At the end of this post, you can find attached my model along with the script I’m using to plot the results.

Thanks in advance.
graph_PUM.lsf (353 Bytes) square_diffraction_grating_v02.fsp (258.4 KB)

Please help!

As you can see, I’m using the structure of Pz to plot it as a heatmap as a function of angle and frequency. I want to do the same thing, but now for the far-field. Can you please tell me how to do this?

Then I suppose there is no solution to my question using Lumerical FDTD.

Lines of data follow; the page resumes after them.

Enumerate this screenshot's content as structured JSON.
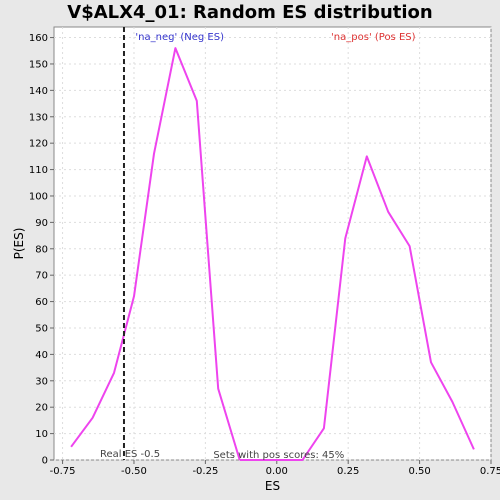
{
  "chart_data": {
    "type": "line",
    "title": "V$ALX4_01: Random ES distribution",
    "xlabel": "ES",
    "ylabel": "P(ES)",
    "xlim": [
      -0.78,
      0.75
    ],
    "ylim": [
      0,
      164
    ],
    "x_ticks": [
      -0.75,
      -0.5,
      -0.25,
      0,
      0.25,
      0.5,
      0.75
    ],
    "x_tick_labels": [
      "-0.75",
      "-0.50",
      "-0.25",
      "0.00",
      "0.25",
      "0.50",
      "0.75"
    ],
    "y_ticks": [
      0,
      10,
      20,
      30,
      40,
      50,
      60,
      70,
      80,
      90,
      100,
      110,
      120,
      130,
      140,
      150,
      160
    ],
    "y_tick_labels": [
      "0",
      "10",
      "20",
      "30",
      "40",
      "50",
      "60",
      "70",
      "80",
      "90",
      "100",
      "110",
      "120",
      "130",
      "140",
      "150",
      "160"
    ],
    "grid": true,
    "series": [
      {
        "name": "'na_neg' (Neg ES)",
        "color": "#ee44ee",
        "legend_color": "#3333cc",
        "x": [
          -0.72,
          -0.645,
          -0.57,
          -0.5,
          -0.43,
          -0.355,
          -0.28,
          -0.205,
          -0.13
        ],
        "y": [
          5,
          16,
          33,
          62,
          116,
          156,
          136,
          27,
          0
        ]
      },
      {
        "name": "'na_pos' (Pos ES)",
        "color": "#ee44ee",
        "legend_color": "#dd3333",
        "x": [
          -0.13,
          0.09,
          0.165,
          0.24,
          0.315,
          0.39,
          0.465,
          0.54,
          0.615,
          0.69
        ],
        "y": [
          0,
          0,
          12,
          84,
          115,
          94,
          81,
          37,
          22,
          4
        ]
      }
    ],
    "annotations": [
      {
        "type": "vline",
        "x": -0.535,
        "label": "Real ES -0.5"
      },
      {
        "type": "text",
        "label": "Sets with pos scores: 45%"
      }
    ]
  }
}
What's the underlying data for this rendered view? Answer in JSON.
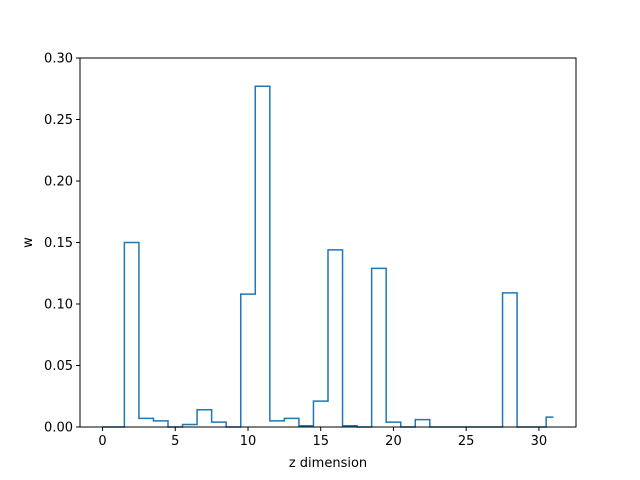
{
  "chart_data": {
    "type": "step",
    "title": "",
    "xlabel": "z dimension",
    "ylabel": "w",
    "xlim": [
      -1.55,
      32.55
    ],
    "ylim": [
      0,
      0.3
    ],
    "xticks": [
      0,
      5,
      10,
      15,
      20,
      25,
      30
    ],
    "yticks": [
      0.0,
      0.05,
      0.1,
      0.15,
      0.2,
      0.25,
      0.3
    ],
    "ytick_labels": [
      "0.00",
      "0.05",
      "0.10",
      "0.15",
      "0.20",
      "0.25",
      "0.30"
    ],
    "grid": false,
    "line_color": "#1f77b4",
    "step_where": "mid",
    "x": [
      0,
      1,
      2,
      3,
      4,
      5,
      6,
      7,
      8,
      9,
      10,
      11,
      12,
      13,
      14,
      15,
      16,
      17,
      18,
      19,
      20,
      21,
      22,
      23,
      24,
      25,
      26,
      27,
      28,
      29,
      30,
      31
    ],
    "values": [
      0.0,
      0.0,
      0.15,
      0.007,
      0.005,
      0.0,
      0.002,
      0.014,
      0.004,
      0.0,
      0.108,
      0.277,
      0.005,
      0.007,
      0.001,
      0.021,
      0.144,
      0.001,
      0.0,
      0.129,
      0.004,
      0.0,
      0.006,
      0.0,
      0.0,
      0.0,
      0.0,
      0.0,
      0.109,
      0.0,
      0.0,
      0.008
    ]
  }
}
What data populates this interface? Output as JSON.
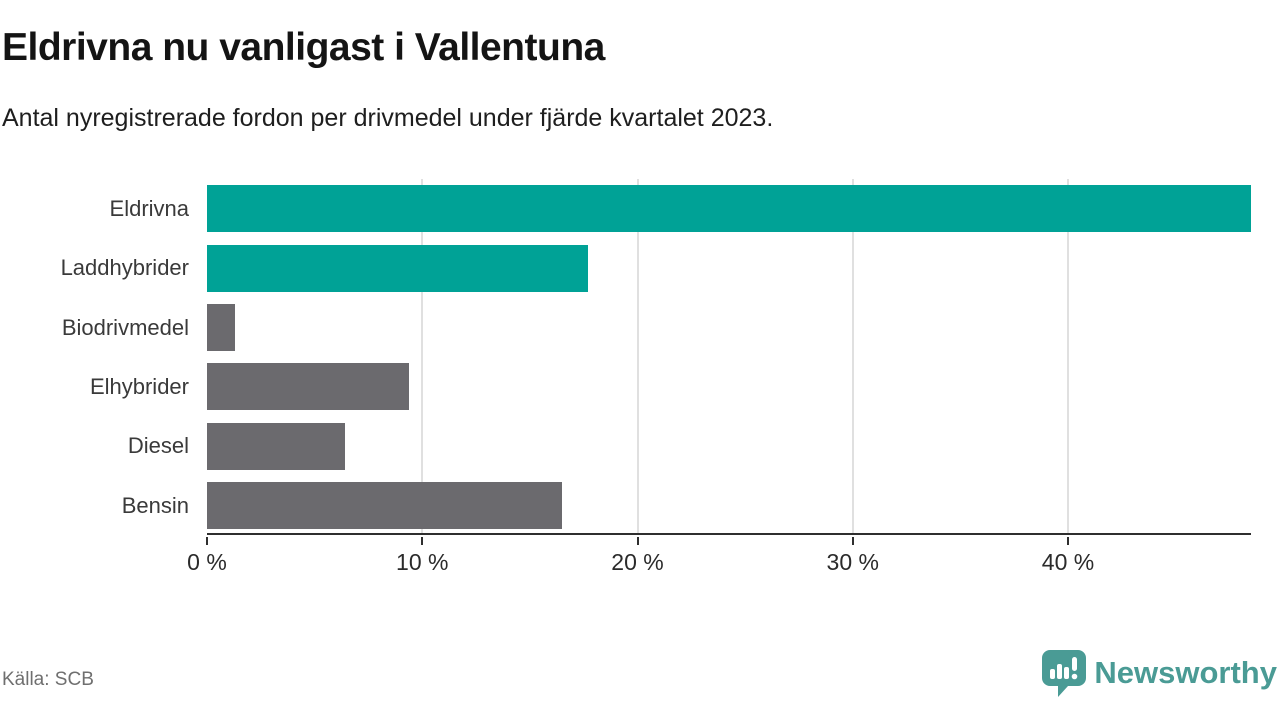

sorry for the slow reply. it should be relatively straightforward to get the grating orders in the far field. We have some analysis group that should do this for you, see screenshot. We also have some examples that show this capability

square_diffraction_grating_v02.fsp (258.4 KB)

Not sure how much the near field Pz data can tell you accurate information. It is typically recommended to analyse the grating order information in the far field.